Образовавшуюся тишину неожиданно разрезал спокойных, глуховатый голос «горца»:

- Сейчас я буду сбрасывать карты на стол по одной, когда захотите, скажите – «хватит».

Владимиру показалось, что карты плавно, как листья с дерева, опускаются на стол и ложатся ровненько карта к карте.

- Хватит! – Произнёс кто-то пересохшим голосом.

Фокусник собрал карты в колоду, сделал ещё несколько перетасовок. Замер.

- Кто желает запомнить карту? Нужен один, можно двое.

- А если трое или пятеро?

«Горец» резко поднял глаза в сторону говорившего и тихо произнёс:

- Можно и все тридцать шесть. Но условия фокуса ставит фокусник!

Двое желающих нашлись сразу, а Владимир решил не участвовать, а внимательно наблюдать за действиями «горца» со стороны в надежде увидеть разгадку.

Две карты были вытащены из середины колоды и отданы для запоминания, голова фокусника была повёрнута в сторону, и он не мог видеть картинки карт. Колода опять вернулись на стол, разделённая на четыре стопки.

- Запомнили. Вложите ваши карты в любую из стопок. Кто-нибудь перемешайте вю колоду и положите карты на стол веером рубашкой вверх.

Владимир успел взять карты первым, собрал в колоду, постучал ребром колоды по столу, тщательно перетасовал и разложил веером.
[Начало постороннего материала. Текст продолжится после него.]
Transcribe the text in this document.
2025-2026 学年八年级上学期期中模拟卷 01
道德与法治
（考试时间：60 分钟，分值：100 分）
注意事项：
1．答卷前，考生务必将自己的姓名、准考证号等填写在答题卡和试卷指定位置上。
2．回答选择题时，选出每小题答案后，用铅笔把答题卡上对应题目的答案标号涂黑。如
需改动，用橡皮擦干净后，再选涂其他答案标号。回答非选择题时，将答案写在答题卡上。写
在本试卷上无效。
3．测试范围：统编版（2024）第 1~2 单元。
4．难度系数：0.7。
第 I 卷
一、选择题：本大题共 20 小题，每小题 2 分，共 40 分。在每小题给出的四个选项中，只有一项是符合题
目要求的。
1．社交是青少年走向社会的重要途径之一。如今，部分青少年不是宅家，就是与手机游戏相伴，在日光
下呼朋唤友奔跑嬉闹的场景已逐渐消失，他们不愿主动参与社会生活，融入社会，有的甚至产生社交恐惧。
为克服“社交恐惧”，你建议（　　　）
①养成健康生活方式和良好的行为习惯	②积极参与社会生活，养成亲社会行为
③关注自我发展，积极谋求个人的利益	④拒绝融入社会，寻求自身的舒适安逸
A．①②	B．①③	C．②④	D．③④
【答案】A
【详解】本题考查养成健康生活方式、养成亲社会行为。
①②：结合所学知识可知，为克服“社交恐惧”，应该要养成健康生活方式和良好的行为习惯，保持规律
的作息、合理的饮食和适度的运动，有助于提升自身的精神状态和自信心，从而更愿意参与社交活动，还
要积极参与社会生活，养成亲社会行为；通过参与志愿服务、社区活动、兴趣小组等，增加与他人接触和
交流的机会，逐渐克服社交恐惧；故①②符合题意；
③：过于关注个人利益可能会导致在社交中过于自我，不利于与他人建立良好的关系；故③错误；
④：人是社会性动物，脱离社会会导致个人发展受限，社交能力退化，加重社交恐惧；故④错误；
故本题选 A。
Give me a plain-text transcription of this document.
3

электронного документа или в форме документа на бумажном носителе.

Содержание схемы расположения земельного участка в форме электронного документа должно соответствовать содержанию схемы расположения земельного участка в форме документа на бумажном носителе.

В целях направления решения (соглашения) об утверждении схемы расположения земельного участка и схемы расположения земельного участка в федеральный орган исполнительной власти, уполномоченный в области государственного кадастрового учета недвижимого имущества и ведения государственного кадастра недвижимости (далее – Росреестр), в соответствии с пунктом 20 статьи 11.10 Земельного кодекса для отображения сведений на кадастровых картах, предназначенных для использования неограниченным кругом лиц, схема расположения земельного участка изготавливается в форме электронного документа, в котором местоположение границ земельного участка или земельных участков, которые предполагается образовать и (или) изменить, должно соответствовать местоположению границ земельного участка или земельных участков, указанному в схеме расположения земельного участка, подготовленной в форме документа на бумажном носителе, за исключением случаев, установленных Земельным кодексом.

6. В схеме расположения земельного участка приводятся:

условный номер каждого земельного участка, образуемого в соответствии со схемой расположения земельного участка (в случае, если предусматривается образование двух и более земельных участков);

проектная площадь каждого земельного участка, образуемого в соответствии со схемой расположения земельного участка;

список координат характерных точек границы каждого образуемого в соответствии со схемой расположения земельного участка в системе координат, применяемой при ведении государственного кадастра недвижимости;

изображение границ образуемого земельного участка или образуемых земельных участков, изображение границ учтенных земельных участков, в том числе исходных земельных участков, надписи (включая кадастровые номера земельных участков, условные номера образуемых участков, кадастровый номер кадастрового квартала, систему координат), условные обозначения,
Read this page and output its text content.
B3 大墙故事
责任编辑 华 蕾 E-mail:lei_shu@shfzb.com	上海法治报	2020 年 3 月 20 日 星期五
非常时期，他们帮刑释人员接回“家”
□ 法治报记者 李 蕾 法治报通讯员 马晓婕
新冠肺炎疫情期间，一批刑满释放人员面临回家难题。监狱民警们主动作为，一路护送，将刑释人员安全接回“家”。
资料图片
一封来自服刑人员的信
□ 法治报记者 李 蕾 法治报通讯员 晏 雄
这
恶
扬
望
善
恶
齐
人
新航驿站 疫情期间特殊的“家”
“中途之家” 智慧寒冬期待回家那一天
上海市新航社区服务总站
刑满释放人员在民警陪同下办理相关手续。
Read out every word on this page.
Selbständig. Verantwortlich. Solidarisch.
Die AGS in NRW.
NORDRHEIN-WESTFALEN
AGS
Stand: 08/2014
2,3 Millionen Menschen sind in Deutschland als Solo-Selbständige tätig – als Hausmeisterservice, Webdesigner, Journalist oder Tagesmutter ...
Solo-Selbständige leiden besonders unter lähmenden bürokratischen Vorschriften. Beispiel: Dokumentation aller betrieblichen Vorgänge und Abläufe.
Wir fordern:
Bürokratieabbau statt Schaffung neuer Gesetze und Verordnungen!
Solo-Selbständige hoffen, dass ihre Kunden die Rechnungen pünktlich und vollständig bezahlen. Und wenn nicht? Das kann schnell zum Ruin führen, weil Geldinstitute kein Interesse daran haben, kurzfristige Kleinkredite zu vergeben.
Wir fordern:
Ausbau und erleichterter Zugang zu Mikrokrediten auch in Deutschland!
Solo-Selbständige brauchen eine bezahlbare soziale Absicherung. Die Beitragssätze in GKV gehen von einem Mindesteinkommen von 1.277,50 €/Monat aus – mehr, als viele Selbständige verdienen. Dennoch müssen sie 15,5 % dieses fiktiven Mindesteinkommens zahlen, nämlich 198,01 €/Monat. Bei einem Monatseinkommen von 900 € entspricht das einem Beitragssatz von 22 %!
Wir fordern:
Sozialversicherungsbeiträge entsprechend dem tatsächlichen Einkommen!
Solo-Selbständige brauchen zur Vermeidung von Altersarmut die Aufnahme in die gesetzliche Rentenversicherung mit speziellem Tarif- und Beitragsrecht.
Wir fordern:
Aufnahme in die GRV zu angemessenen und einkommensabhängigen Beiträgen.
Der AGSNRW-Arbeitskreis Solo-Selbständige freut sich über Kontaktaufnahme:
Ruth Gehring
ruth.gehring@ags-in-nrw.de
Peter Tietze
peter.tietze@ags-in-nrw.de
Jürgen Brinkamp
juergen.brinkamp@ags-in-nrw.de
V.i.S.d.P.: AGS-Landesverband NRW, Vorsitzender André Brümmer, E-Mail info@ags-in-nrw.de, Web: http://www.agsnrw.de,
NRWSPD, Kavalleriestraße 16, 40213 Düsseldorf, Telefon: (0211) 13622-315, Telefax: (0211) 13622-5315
- Теперь, – обратился «горец» к «ассистентам», - встаньте один справа от стола, другой слева. Рядом стоящие возьмите их за руку на пульсе, а каждый – также за руку своего соседа. Последних, тех, кто рядом со мной, я за пульс буду держать. Взялись, хорошо. Слышит ли каждый пульс своего соседа?

- Да, слышим.

- Хорошо. Теперь вы думайте про свои карты, а я буду пробовать их угадать. А ты, молодой, – обратился он к Владимиру, - будешь доставать по одной карте из колоды и класть их вверх картинкой на стол. Начали.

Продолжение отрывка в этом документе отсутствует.